As some of you know my life is crap and just keeps getting worse, the love of my life is running off to find happiness, he had some kind of mental breakdown after a death in the family which led him to blame me, our child and our home for his misery.
He is leaving soon and as I dont work I fear eviction, nothing I have tried has worked, I've spoken to doctors, charities and the police no help at all, I've tried reaching out to him.
in my desperation I turned to jesus, I've believed in god for a long time but being born into a very narrow minded atheist family I've kept myself to myself, I have a cross, I pray thanks thats it, I got a bible last year to learn but until all this nightmare kicked off I'd never been in church.

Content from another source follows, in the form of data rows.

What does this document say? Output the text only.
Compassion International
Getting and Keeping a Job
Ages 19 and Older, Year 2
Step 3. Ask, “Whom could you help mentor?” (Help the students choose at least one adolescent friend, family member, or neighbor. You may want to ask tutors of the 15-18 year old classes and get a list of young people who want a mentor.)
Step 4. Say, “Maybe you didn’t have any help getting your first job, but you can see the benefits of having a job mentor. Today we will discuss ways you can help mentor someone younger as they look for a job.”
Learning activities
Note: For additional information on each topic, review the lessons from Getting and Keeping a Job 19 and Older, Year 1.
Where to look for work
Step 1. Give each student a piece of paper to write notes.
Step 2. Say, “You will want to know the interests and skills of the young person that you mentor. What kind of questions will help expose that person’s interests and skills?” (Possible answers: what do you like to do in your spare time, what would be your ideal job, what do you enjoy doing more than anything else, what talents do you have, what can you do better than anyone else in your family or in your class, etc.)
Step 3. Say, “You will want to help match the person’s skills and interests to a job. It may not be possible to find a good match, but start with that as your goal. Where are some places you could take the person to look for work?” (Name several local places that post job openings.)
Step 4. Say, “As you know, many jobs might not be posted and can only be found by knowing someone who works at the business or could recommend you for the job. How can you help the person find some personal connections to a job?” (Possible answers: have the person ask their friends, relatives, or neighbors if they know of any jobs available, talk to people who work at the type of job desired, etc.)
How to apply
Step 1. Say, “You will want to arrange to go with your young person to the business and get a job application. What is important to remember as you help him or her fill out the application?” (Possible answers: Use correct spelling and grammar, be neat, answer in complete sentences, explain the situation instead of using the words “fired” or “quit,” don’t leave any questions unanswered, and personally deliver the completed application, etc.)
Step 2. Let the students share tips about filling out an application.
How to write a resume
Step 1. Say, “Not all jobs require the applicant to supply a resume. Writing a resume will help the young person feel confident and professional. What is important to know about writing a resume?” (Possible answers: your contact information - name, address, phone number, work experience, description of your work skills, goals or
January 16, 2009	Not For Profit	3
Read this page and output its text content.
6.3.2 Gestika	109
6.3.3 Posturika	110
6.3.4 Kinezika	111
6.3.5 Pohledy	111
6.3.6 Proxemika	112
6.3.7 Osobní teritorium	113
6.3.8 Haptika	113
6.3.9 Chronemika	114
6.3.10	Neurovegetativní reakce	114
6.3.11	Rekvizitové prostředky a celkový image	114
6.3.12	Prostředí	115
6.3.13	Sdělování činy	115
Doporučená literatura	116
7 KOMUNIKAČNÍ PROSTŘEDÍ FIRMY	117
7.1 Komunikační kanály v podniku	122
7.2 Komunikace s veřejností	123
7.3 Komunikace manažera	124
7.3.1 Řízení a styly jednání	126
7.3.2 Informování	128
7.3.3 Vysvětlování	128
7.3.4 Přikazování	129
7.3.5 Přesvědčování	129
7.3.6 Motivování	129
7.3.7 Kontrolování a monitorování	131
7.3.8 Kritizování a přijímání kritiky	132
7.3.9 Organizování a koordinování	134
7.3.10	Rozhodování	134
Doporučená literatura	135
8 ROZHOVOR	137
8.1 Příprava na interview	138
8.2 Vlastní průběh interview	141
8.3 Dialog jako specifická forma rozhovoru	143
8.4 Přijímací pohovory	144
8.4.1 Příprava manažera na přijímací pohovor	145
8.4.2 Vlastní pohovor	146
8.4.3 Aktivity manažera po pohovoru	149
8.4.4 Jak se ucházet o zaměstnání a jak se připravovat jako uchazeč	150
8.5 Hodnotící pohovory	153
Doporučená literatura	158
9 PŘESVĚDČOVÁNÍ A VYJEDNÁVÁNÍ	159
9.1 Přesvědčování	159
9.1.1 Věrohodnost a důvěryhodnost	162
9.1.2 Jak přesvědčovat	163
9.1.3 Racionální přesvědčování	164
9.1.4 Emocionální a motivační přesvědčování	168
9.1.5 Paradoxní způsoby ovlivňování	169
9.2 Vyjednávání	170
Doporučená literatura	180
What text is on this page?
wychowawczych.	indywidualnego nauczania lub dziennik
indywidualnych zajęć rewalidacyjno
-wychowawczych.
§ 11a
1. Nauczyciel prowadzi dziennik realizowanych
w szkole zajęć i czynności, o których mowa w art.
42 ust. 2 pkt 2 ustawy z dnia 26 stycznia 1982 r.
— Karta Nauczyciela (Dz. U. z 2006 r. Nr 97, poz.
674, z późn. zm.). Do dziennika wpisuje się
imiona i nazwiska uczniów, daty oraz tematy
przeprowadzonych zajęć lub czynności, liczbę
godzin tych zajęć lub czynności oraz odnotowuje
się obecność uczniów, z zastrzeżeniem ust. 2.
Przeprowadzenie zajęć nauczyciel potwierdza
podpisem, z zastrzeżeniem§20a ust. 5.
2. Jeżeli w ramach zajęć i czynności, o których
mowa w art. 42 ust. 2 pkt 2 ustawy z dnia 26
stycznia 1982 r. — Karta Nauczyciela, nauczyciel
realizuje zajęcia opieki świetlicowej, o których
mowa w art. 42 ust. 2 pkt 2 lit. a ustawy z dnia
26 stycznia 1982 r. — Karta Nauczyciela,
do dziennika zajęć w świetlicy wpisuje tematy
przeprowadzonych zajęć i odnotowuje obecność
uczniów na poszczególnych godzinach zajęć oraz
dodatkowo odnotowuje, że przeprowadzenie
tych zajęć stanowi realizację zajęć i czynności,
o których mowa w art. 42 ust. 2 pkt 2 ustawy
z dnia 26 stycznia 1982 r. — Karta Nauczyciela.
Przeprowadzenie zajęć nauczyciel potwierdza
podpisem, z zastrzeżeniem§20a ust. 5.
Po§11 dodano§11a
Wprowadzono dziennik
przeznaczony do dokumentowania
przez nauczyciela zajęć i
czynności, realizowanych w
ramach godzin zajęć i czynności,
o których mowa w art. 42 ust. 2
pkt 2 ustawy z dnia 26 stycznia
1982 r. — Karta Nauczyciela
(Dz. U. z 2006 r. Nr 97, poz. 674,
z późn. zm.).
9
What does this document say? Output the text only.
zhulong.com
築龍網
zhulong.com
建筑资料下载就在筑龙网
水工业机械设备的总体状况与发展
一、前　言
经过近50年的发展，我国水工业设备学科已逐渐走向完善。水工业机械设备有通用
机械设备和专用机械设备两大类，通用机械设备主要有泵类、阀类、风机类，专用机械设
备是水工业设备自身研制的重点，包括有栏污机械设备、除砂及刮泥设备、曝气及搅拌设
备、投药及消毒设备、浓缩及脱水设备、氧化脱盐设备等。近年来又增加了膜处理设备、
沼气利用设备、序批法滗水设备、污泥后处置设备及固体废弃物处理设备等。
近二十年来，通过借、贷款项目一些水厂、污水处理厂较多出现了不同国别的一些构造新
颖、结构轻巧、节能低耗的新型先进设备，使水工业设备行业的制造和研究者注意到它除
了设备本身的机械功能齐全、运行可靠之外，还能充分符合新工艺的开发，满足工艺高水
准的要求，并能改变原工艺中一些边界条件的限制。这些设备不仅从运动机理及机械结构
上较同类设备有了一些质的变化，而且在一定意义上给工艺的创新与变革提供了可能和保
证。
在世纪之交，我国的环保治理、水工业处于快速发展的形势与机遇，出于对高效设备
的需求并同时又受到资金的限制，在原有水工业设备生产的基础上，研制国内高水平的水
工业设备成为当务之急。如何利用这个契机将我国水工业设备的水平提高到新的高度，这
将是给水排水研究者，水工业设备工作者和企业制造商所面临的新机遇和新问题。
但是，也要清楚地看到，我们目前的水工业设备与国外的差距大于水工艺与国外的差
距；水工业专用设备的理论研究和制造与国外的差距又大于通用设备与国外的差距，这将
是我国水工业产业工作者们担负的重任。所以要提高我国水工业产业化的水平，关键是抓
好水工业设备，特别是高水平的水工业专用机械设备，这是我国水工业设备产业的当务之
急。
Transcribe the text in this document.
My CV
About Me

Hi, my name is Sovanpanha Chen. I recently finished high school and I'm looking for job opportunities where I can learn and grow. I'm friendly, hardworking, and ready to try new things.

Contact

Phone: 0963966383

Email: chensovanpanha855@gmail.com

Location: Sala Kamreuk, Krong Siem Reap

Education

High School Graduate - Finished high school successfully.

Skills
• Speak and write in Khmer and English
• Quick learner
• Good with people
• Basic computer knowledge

Now I go almost everyday, I write prayer requests in the church books and use online prayer sites, as I type this I know well over 100 people have prayed for my family, at least 12 today alone. I don't care if you dear reader believe in god or not but it has shown me that despite the media endlessly trying to divide us, make out we are all selfish, deceitful creatures there is still plenty of good people in this world who do care and thats worth something, dont let the world media cloud your view and make you jaded towards humanity because of the actions of a few in power. have faith in your fellow man at least if not with god also.
As I sat in church today despairing and pleading to jesus a lady walked in looked at the notes on the prayer board and prayed for my family. people do care, remember that.